Ronald F. Weiszmann and Deborah C. Weiszmann, Petitioners-appellants, v. Commissioner of Internal Revenue, Respondent-appellee, 443 F.2d 29 (9th Cir. 1971)Annotate this Case
Rehearing Denied April 29, 1971
Ronald F. Weiszmann, of Weiszmann & Wayman, Golden, Colo., for petitioners-appellants.
Johnnie M. Walters, Asst. Atty. Gen., K. Martin Worthy, Chief Counsel, Meyer Rothwacks, Paul M. Ginsburg and William K. Hogan, Attys., Dept. of Justice, Washington, D. C., for respondent-appellee.
Before CHAMBERS, HAMLEY and HUFSTEDLER, Circuit Judges.
The decision of the Tax Court is affirmed. We approve the Tax Court opinion, Weiszmann v. Commissioner of Internal Revenue, 52 T.C. 1106.
Taxpayer sought to deduct law school expenses incurred while he was part-time patent clerk and patent trainee of Marathon Oil Company.
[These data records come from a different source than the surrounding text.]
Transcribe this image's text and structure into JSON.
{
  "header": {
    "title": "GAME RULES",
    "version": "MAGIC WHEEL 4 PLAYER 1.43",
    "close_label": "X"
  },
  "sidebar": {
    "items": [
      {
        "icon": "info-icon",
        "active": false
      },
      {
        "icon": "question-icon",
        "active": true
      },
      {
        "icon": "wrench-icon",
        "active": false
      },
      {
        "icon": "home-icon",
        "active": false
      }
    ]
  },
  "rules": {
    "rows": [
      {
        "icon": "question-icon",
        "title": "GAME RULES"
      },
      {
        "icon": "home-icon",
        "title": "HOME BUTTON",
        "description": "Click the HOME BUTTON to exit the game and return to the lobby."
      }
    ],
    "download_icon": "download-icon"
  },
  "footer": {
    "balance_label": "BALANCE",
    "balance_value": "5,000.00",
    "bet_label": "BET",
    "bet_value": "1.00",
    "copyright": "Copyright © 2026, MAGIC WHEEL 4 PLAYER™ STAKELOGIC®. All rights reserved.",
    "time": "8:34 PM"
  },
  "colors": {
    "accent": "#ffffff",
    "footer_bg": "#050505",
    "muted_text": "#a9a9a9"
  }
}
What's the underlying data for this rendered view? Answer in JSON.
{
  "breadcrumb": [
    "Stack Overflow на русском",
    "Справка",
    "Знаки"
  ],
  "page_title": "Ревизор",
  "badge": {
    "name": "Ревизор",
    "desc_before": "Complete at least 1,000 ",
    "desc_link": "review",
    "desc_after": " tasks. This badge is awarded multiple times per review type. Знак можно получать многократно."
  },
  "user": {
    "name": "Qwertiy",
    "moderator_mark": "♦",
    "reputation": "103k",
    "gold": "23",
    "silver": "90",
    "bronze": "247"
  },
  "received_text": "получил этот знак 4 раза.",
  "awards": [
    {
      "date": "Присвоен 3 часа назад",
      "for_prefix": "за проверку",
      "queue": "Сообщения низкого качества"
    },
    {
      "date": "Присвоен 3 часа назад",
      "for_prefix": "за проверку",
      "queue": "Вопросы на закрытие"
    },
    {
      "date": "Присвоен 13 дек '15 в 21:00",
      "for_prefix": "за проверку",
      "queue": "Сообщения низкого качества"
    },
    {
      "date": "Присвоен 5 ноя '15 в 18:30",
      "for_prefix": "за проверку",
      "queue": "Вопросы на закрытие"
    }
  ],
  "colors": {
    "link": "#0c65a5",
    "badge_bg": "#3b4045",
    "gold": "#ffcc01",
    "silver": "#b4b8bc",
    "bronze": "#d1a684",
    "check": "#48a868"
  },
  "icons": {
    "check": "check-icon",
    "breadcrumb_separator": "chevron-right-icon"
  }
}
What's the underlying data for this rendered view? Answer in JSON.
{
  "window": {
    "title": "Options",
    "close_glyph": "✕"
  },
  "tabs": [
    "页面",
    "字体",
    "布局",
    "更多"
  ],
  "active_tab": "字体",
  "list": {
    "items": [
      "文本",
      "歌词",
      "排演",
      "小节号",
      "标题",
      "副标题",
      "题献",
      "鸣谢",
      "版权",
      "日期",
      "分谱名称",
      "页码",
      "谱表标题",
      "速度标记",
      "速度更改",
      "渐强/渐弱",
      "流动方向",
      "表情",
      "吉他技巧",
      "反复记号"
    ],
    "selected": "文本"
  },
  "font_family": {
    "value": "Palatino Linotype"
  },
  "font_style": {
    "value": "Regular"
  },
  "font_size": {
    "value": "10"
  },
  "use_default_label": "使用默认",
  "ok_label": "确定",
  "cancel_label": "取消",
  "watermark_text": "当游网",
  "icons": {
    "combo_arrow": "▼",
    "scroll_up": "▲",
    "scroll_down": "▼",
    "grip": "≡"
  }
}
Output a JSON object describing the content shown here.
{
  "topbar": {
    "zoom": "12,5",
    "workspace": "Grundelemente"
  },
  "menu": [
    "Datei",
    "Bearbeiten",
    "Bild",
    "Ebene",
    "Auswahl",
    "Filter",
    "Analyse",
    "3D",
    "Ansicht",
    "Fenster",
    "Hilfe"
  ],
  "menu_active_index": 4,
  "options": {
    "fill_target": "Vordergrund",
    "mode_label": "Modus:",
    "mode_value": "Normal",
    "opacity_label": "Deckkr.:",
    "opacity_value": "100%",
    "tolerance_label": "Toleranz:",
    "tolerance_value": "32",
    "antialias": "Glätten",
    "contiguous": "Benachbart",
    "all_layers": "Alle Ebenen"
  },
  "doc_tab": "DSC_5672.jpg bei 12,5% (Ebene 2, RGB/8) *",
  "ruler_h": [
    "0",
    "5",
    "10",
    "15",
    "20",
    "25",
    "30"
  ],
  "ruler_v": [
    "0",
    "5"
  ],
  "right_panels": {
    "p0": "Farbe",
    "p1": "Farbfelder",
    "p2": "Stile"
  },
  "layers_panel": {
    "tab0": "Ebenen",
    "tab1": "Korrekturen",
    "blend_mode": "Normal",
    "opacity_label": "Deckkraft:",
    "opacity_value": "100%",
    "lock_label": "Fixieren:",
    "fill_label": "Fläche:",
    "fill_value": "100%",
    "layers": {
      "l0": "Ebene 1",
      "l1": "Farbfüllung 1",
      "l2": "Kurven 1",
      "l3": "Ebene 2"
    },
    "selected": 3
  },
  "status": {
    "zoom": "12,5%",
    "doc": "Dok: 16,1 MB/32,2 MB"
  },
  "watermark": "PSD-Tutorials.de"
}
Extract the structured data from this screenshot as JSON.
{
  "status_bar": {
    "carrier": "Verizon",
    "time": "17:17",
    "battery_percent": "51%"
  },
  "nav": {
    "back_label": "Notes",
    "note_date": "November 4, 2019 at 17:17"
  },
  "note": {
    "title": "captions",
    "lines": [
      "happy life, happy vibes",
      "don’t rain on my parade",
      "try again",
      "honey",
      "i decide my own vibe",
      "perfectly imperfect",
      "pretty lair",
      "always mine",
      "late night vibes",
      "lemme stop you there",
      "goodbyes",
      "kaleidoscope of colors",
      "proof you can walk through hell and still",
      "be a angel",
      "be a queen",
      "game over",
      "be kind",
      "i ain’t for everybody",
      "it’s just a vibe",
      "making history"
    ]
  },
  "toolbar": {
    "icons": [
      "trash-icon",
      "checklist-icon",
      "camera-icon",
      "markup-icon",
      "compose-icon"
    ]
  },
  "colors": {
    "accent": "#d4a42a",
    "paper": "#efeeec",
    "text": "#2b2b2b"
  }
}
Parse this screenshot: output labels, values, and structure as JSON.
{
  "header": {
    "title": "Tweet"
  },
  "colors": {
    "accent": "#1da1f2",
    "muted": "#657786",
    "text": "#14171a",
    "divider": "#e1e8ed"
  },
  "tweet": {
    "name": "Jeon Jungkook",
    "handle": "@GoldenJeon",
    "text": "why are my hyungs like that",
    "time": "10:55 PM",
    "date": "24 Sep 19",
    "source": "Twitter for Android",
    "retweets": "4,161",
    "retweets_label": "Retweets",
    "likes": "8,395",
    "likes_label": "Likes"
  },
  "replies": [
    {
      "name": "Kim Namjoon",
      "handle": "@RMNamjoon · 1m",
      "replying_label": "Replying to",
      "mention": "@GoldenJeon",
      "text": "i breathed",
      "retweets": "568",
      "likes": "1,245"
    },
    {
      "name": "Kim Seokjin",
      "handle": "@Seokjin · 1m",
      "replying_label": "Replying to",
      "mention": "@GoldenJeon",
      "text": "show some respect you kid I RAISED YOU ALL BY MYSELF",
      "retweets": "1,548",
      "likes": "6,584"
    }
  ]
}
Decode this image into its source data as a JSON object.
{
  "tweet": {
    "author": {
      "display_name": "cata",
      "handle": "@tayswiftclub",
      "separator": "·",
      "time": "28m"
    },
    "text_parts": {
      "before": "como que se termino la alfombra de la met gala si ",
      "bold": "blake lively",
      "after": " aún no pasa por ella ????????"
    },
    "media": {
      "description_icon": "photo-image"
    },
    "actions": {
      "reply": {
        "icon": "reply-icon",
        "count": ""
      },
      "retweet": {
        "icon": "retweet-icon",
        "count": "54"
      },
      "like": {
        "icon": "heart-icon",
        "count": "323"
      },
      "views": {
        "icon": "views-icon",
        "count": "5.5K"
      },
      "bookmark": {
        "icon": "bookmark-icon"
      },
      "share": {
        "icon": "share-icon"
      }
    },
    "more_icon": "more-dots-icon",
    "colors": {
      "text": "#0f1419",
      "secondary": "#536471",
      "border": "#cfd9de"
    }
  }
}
When he completed his law school work, no patent attorney's job was open at Marathon. Weiszmann went elsewhere.
In our view, the lack of high probability of or assurance of permanent employment by Marathon militates against the taxpayer.
We reject the equal protection argument made here. He cites the deductibility of teachers' college expenses (when required to go to school) when they end up as principals. We think that there was a justifiable classification in the instant case. Being a teacher is a sine qua non for a principal's job (unless you own your own school), while having been a patent trainee is not a prerequisite to being a patent attorney.